Aslında bende normal bir insandım. Evet göremeyebilirdim ama bu duruma da alışıyordu insan -ya da alışmak zorundaydı-. Gözlerimi kullanmadan da yemek yiyebiliyordum,kitap okuyabiliyordum,piyano  çalabiliyordum sadece dışarıda zorlanıyordum. Yolda yürümek beni zorlamıyordu beni zorlayan insanların üzerimde ki bakışlarıydı.
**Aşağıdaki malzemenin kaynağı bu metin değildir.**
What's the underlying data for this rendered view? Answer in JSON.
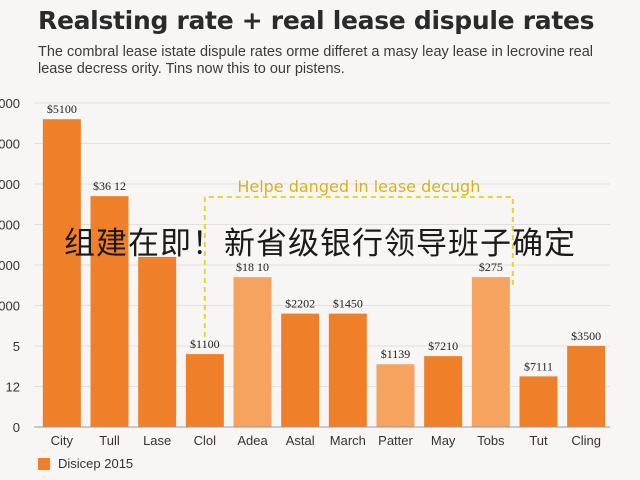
{
  "title": "Realsting rate + real lease dispule rates",
  "subtitle": "The combral lease istate dispule rates orme differet a masy leay lease in lecrovine real lease decress ority. Tins now this to our pistens.",
  "overlay_text": "组建在即！新省级银行领导班子确定",
  "colors": {
    "bar": "#f07f2a",
    "bar_light": "#f5a35e",
    "annotation": "#e6d23a",
    "axis": "#999999"
  },
  "chart_data": {
    "type": "bar",
    "categories": [
      "City",
      "Tull",
      "Lase",
      "Clol",
      "Adea",
      "Astal",
      "March",
      "Patter",
      "May",
      "Tobs",
      "Tut",
      "Cling"
    ],
    "series": [
      {
        "name": "Disicep 2015",
        "values": [
          7.6,
          5.7,
          4.2,
          1.8,
          3.7,
          2.8,
          2.8,
          1.55,
          1.75,
          3.7,
          1.25,
          2.0
        ]
      }
    ],
    "data_labels": [
      "$5100",
      "$36 12",
      "",
      "$1100",
      "$18 10",
      "$2202",
      "$1450",
      "$1139",
      "$7210",
      "$275",
      "$7111",
      "$3500"
    ],
    "y_ticks": [
      {
        "label": "0",
        "value": 0
      },
      {
        "label": "12",
        "value": 1
      },
      {
        "label": "5",
        "value": 2
      },
      {
        "label": "000",
        "value": 3
      },
      {
        "label": "000",
        "value": 4
      },
      {
        "label": "000",
        "value": 5
      },
      {
        "label": "000",
        "value": 6
      },
      {
        "label": "000",
        "value": 7
      },
      {
        "label": "000",
        "value": 8
      }
    ],
    "ylim": [
      0,
      8
    ],
    "annotation": {
      "text": "Helpe danged in lease decugh",
      "from_category": "Clol",
      "to_category": "Tobs"
    },
    "grid": true,
    "legend_position": "bottom-left"
  }
}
Sanki karşılarında uzaylı varmış gibi bakmaları ve bunu hissettirmeleri.. bu his beni üzüyordu.

Evet görmüyordum ama hissediyorum veya duyuyordum her ne kadar bazıları sessiz konuştuklarını sansa da(!) Ayağa kalkıp anne ve babama öpücük kondurup odama çıktım.

Dişlerimi fırçalayıp pijamamı üstümden çıkardım. Annemin benim için sandalyenin üzerine bıraktığı kıyafetleri hızlıca giyinip beyaz bastonu elime aldım. Ayakkabılarımı ayağıma geçirirken "Anne ben çıkıyorum Melis'le okul için bir şeyler alıcaz" diye seslendikten sonra dışarı çıktım.

Eğer dursaydım büyük ihtimalle babam tarafından esir tutulucaktım.

Kaç yaşına gelirsem geleyim bebek gibi görüyordu beni. Biraz ilerleyip evin bahçesinde dikildim. Boynuma sarılan ellerle irkildim daha sonra bunun deli Melis olduğunu anlamam uzun sürmedi.

Arkamı dönüp sarılışına karşılık verdim. İkimizde aynı üniversiteye gidicektik.

Bunun bilerek yapılmış bir şey olduğunu bilsem de annemlere bu konuda kızamıyordum.

Onlarda haklılardı akıllarının sürekli bende olmasını istemiyorlardı. Güvende olduğumu bilmek en büyük haklarıydı. Melis'in ıslık çalmasıyla sırıttım "Kızım sen gittikçe güzelleşiyorsun yemin ederim. Kıskanıyorum seni bilgin olsun" gözlerimi devirip

"ya aynen aynen" dedikten sonra Melis'in koluna girdim beyaz bastonu diğer elime alıp yürümeye başladık.

"Eeeee Anka kuşum heyecanlı mısın?" Heyecanla sorulan soruya bakıldığında Melis'in benden daha heyecanlı olduğunu anlamış oldum. "Bilmiyorum ki aslında aradan geçen onca seneden sonra okula gidicem bu çok mükemmel ama bir yandan da okuldakilerin hakkımda düşüneceği şeylerden korkuyorum."